La presse égyptienne est à l'honneur

Avec le quotidien Al Ahram qui titre en une ce matin : « un don du Ciel » . Il faut savoir que la presse égyptienne n'a plus grand chose de fiable ni de libre depuis le retour au pouvoir des militaires : elle sert de courroie de transmission. Point barre.

Mais pour les bonnes nouvelles, on peut encore la lire et « le don du Ciel » de ce matin, c'est l'annonce par la compagnie pétrolière italienne ENI de la découverte d'un méga champ gazier au large des côtes égyptiennes.

C'est le plus important jamais découvert en Méditerranée. Il est même beaucoup plus important que le champ gazier voisin israélien. Avec ce gaz, l'Égypte redeviendra autosuffisante dans les cinq années, voire même recommencer à exporter. Un vrai « don du ciel » donc.

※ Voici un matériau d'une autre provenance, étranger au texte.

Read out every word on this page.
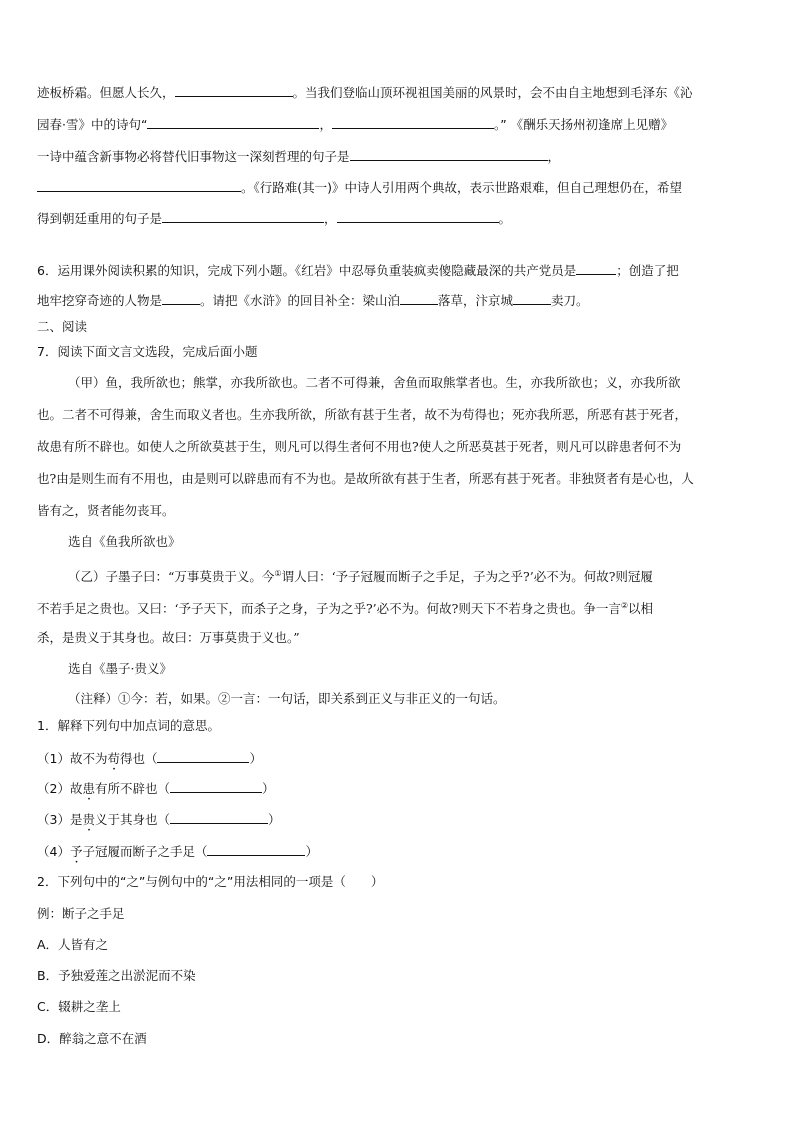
迹板桥霜。但愿人长久，	。当我们登临山顶环视祖国美丽的风景时，会不由自主地想到毛泽东《沁
园春·雪》中的诗句“	，	。” 《酬乐天扬州初逢席上见赠》
一诗中蕴含新事物必将替代旧事物这一深刻哲理的句子是	，
。《行路难(其一)》中诗人引用两个典故，表示世路艰难，但自己理想仍在，希望
得到朝廷重用的句子是	，	。
6．运用课外阅读积累的知识，完成下列小题。《红岩》中忍辱负重装疯卖傻隐藏最深的共产党员是	；创造了把
地牢挖穿奇迹的人物是	。请把《水浒》的回目补全：梁山泊	落草，汴京城	卖刀。
二、阅读
7．阅读下面文言文选段，完成后面小题
（甲）鱼，我所欲也；熊掌，亦我所欲也。二者不可得兼，舍鱼而取熊掌者也。生，亦我所欲也；义，亦我所欲
也。二者不可得兼，舍生而取义者也。生亦我所欲，所欲有甚于生者，故不为苟得也；死亦我所恶，所恶有甚于死者，
故患有所不辟也。如使人之所欲莫甚于生，则凡可以得生者何不用也?使人之所恶莫甚于死者，则凡可以辟患者何不为
也?由是则生而有不用也，由是则可以辟患而有不为也。是故所欲有甚于生者，所恶有甚于死者。非独贤者有是心也，人
皆有之，贤者能勿丧耳。
选自《鱼我所欲也》
（乙）子墨子曰：“万事莫贵于义。今①谓人曰：‘予子冠履而断子之手足，子为之乎?’必不为。何故?则冠履
不若手足之贵也。又曰：‘予子天下，而杀子之身，子为之乎?’必不为。何故?则天下不若身之贵也。争一言②以相
杀，是贵义于其身也。故曰：万事莫贵于义也。”
选自《墨子·贵义》
（注释）①今：若，如果。②一言：一句话，即关系到正义与非正义的一句话。
1．解释下列句中加点词的意思。
（1）故不为苟得也（	）
（2）故患有所不辟也（	）
（3）是贵义于其身也（	）
（4）予子冠履而断子之手足（	）
2．下列句中的“之”与例句中的“之”用法相同的一项是（　　）
例：断子之手足
A．人皆有之
B．予独爱莲之出淤泥而不染
C．辍耕之垄上
D．醉翁之意不在酒
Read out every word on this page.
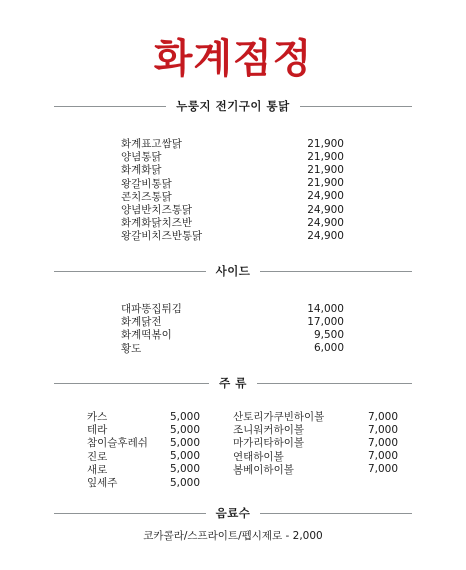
화계점정
누룽지 전기구이 통닭
화계표고쌈닭	21,900
양념통닭	21,900
화계화닭	21,900
왕갈비통닭	21,900
콘치즈통닭	24,900
양념반치즈통닭	24,900
화계화닭치즈반	24,900
왕갈비치즈반통닭	24,900
사이드
대파똥집튀김	14,000
화계닭전	17,000
화계떡볶이	9,500
황도	6,000
주 류
카스	5,000
테라	5,000
참이슬후레쉬 5,000
진로	5,000
새로	5,000
잎세주	5,000
산토리가쿠빈하이볼	7,000
조니워커하이볼	7,000
마가리타하이볼	7,000
연태하이볼	7,000
봄베이하이볼	7,000
음료수
코카콜라/스프라이트/펩시제로 - 2,000
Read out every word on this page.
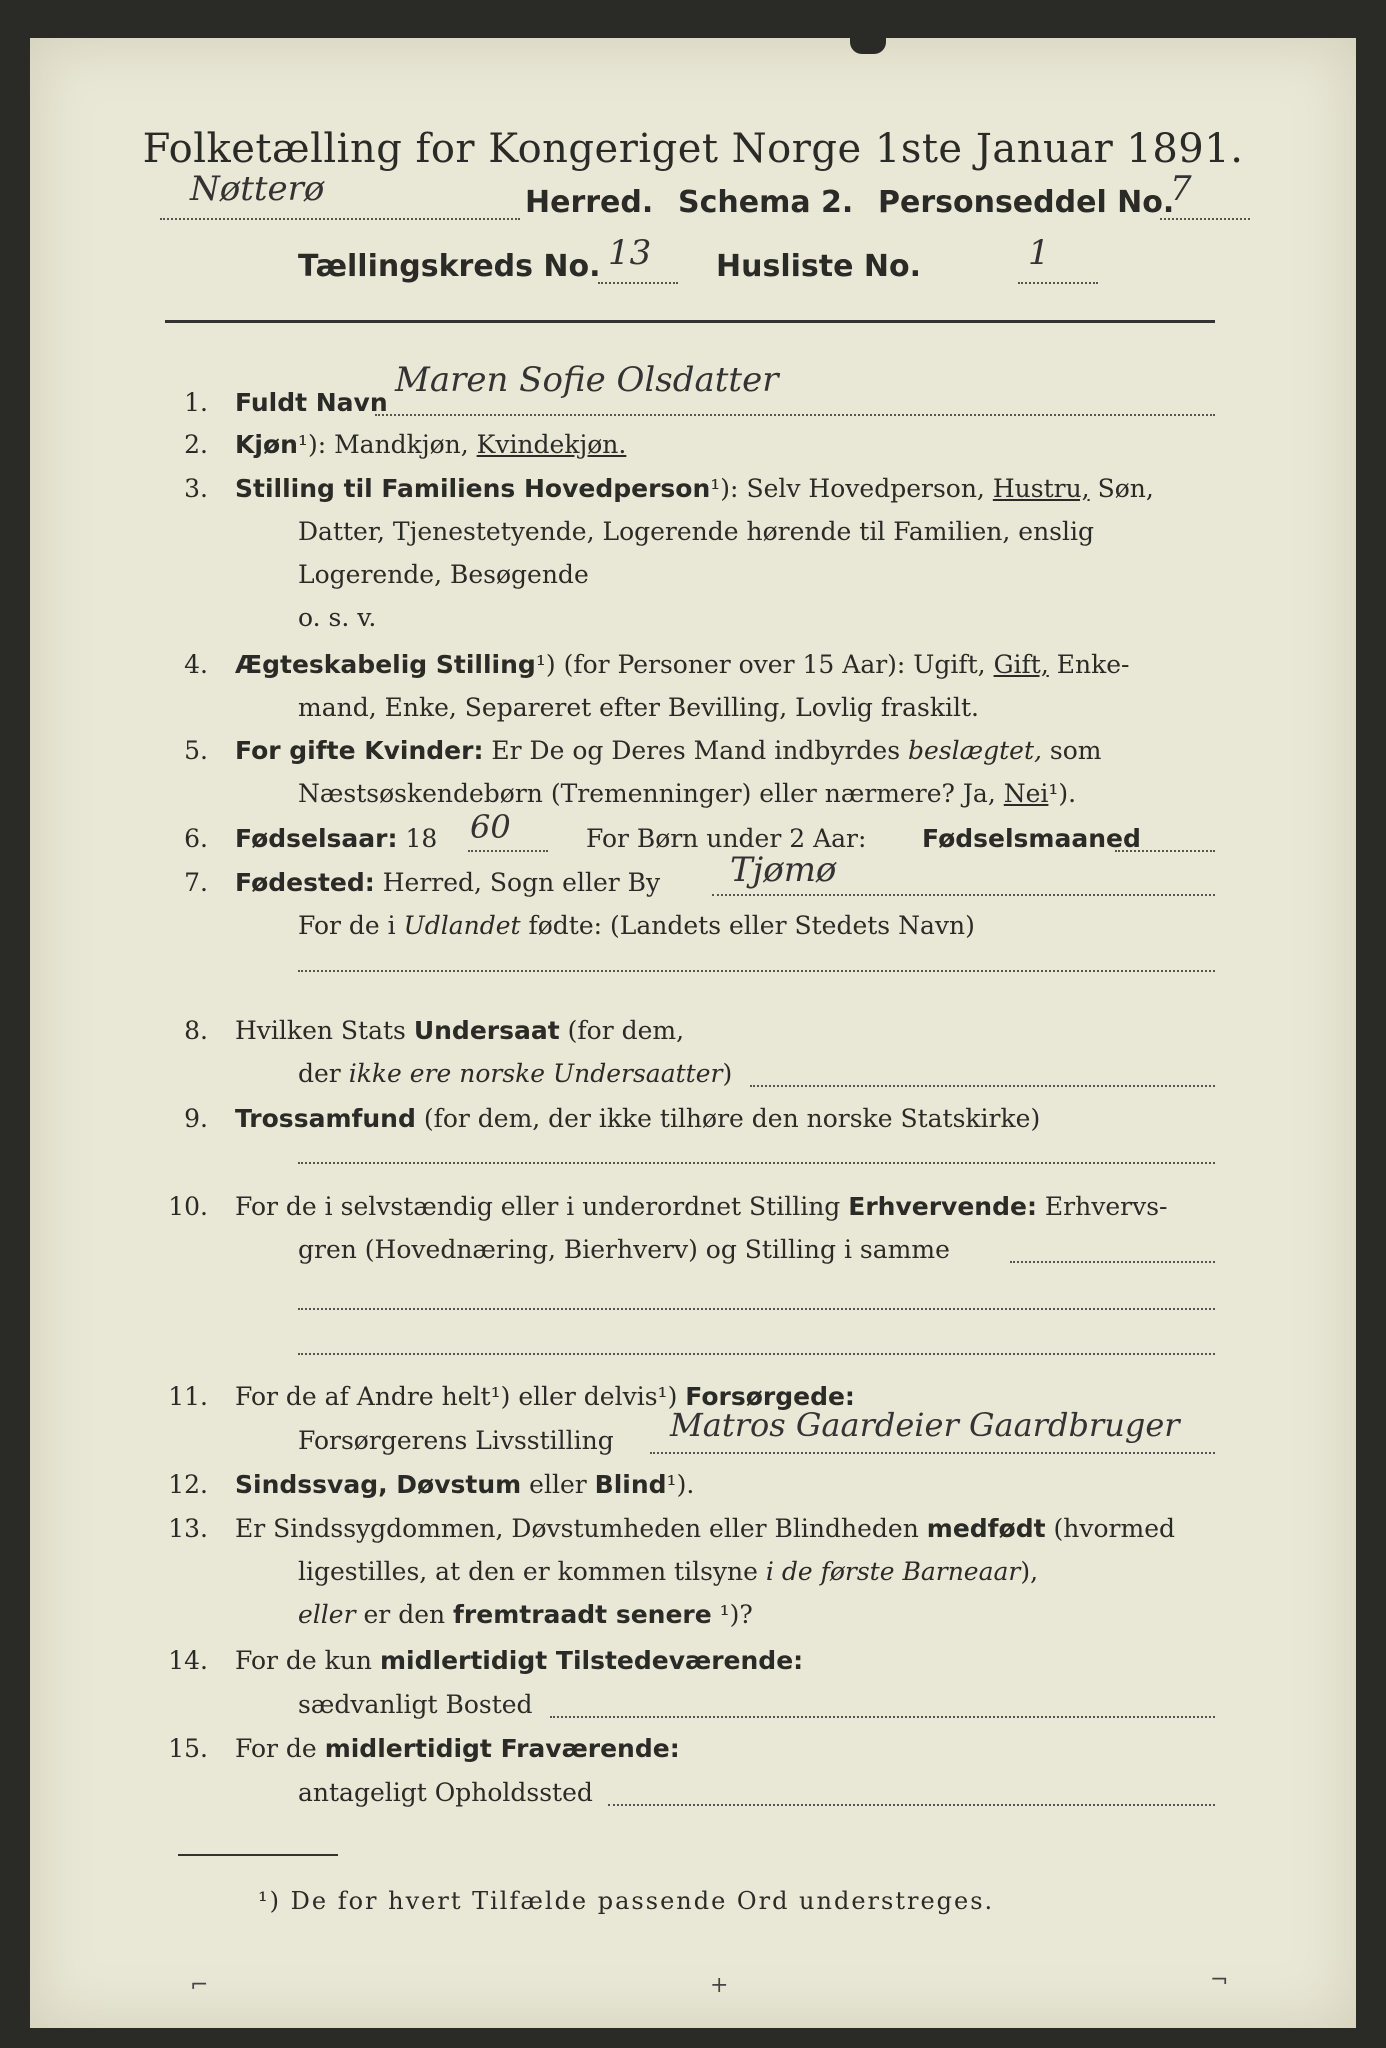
Folketælling for Kongeriget Norge 1ste Januar 1891.
Nøtterø	Herred. Schema 2. Personseddel No.
7
Tællingskreds No. 13 Husliste No.	1
1. Fuldt Navn
Maren Sofie Olsdatter
2. Kjøn¹): Mandkjøn, Kvindekjøn.
3. Stilling til Familiens Hovedperson¹): Selv Hovedperson, Hustru, Søn,
Datter, Tjenestetyende, Logerende hørende til Familien, enslig
Logerende, Besøgende
o. s. v.
4. Ægteskabelig Stilling¹) (for Personer over 15 Aar): Ugift, Gift, Enke-
mand, Enke, Separeret efter Bevilling, Lovlig fraskilt.
5. For gifte Kvinder: Er De og Deres Mand indbyrdes beslægtet, som
Næstsøskendebørn (Tremenninger) eller nærmere? Ja, Nei¹).
6. Fødselsaar: 18 60	For Børn under 2 Aar: Fødselsmaaned
7. Fødested: Herred, Sogn eller By Tjømø
For de i Udlandet fødte: (Landets eller Stedets Navn)
8. Hvilken Stats Undersaat (for dem,
der ikke ere norske Undersaatter)
9. Trossamfund (for dem, der ikke tilhøre den norske Statskirke)
10. For de i selvstændig eller i underordnet Stilling Erhvervende: Erhvervs-
gren (Hovednæring, Bierhverv) og Stilling i samme
11. For de af Andre helt¹) eller delvis¹) Forsørgede:
Forsørgerens Livsstilling Matros Gaardeier Gaardbruger
12. Sindssvag, Døvstum eller Blind¹).
13. Er Sindssygdommen, Døvstumheden eller Blindheden medfødt (hvormed
ligestilles, at den er kommen tilsyne i de første Barneaar),
eller er den fremtraadt senere ¹)?
14. For de kun midlertidigt Tilstedeværende:
sædvanligt Bosted
15. For de midlertidigt Fraværende:
antageligt Opholdssted
¹) De for hvert Tilfælde passende Ord understreges.
⌐	+	¬
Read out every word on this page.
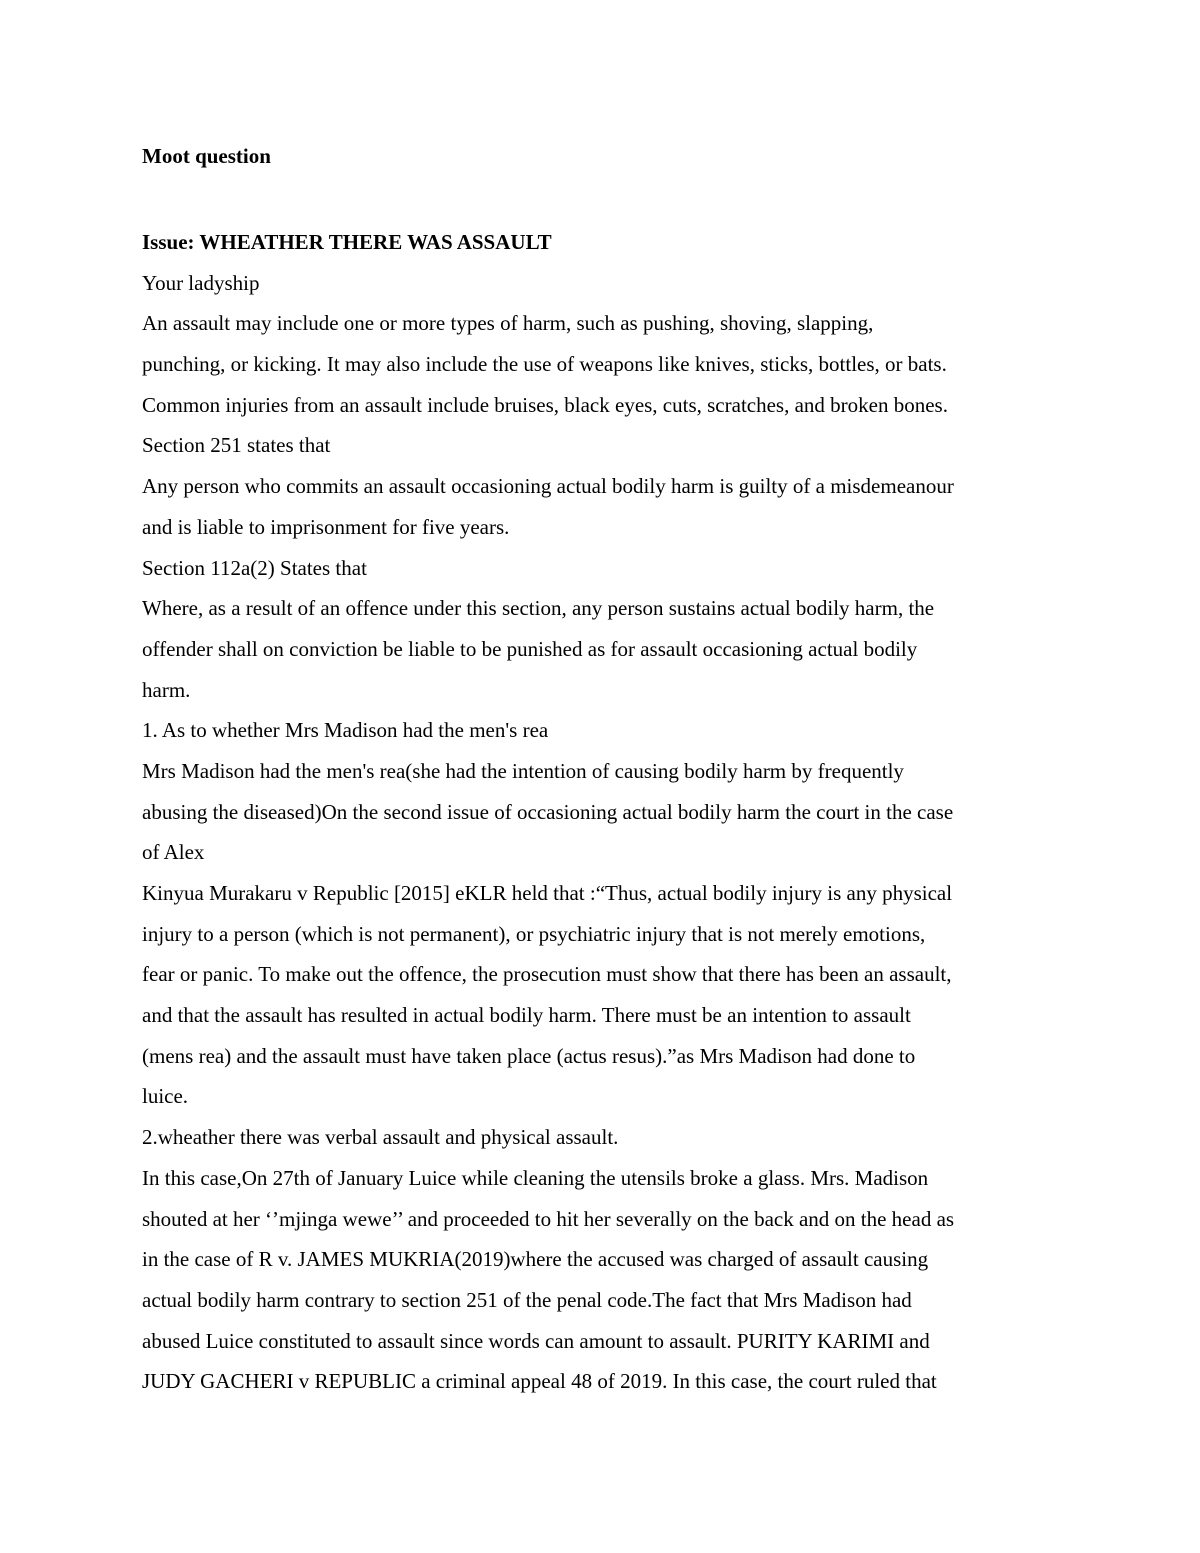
Moot question
Issue: WHEATHER THERE WAS ASSAULT
Your ladyship
An assault may include one or more types of harm, such as pushing, shoving, slapping,
punching, or kicking. It may also include the use of weapons like knives, sticks, bottles, or bats.
Common injuries from an assault include bruises, black eyes, cuts, scratches, and broken bones.
Section 251 states that
Any person who commits an assault occasioning actual bodily harm is guilty of a misdemeanour
and is liable to imprisonment for five years.
Section 112a(2) States that
Where, as a result of an offence under this section, any person sustains actual bodily harm, the
offender shall on conviction be liable to be punished as for assault occasioning actual bodily
harm.
1. As to whether Mrs Madison had the men's rea
Mrs Madison had the men's rea(she had the intention of causing bodily harm by frequently
abusing the diseased)On the second issue of occasioning actual bodily harm the court in the case
of Alex
Kinyua Murakaru v Republic [2015] eKLR held that :“Thus, actual bodily injury is any physical
injury to a person (which is not permanent), or psychiatric injury that is not merely emotions,
fear or panic. To make out the offence, the prosecution must show that there has been an assault,
and that the assault has resulted in actual bodily harm. There must be an intention to assault
(mens rea) and the assault must have taken place (actus resus).”as Mrs Madison had done to
luice.
2.wheather there was verbal assault and physical assault.
In this case,On 27th of January Luice while cleaning the utensils broke a glass. Mrs. Madison
shouted at her ‘’mjinga wewe’’ and proceeded to hit her severally on the back and on the head as
in the case of R v. JAMES MUKRIA(2019)where the accused was charged of assault causing
actual bodily harm contrary to section 251 of the penal code.The fact that Mrs Madison had
abused Luice constituted to assault since words can amount to assault. PURITY KARIMI and
JUDY GACHERI v REPUBLIC a criminal appeal 48 of 2019. In this case, the court ruled that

Une histoire assez émouvante qui se passe en Argentine

Et elle commence, cette histoire, par un simple communiqué, c'était hier : «La petite-fille n°117 a retrouvé son identité ». Toute l'Argentine s'est alors arrêtée pour partager une vraie émotion collective. Pourtant, vu d'ici, c'est assez laconique comme communiqué !

Argentine - Buenos Aires
Argentine - Buenos Aires © Wikimedia Commons

En fait, le communiqué en question venait d'une association très célèbre là-bas : celle des Grands-mères de la Place de Mai . Des mères donc, qui se battent pour connaître le sort réservé à leurs enfants disparus pendant la dictature militaire de 1976 à 1983.

On compte 30 000 disparus pendant cette période épouvantable de l'histoire argentine. Or il se trouve qu'un certain nombre des disparues étaient des femmes enceintes au moment de leur arrestation.

Les bébés qui sont nés en captivité et ont été adoptés par des cadres du régime, des militaires, ou des fonctionnaires de la dictature. C'est le second combat des Grands-mères de la Place de Mai : retrouver ces enfants et leur redonner leur véritable identité.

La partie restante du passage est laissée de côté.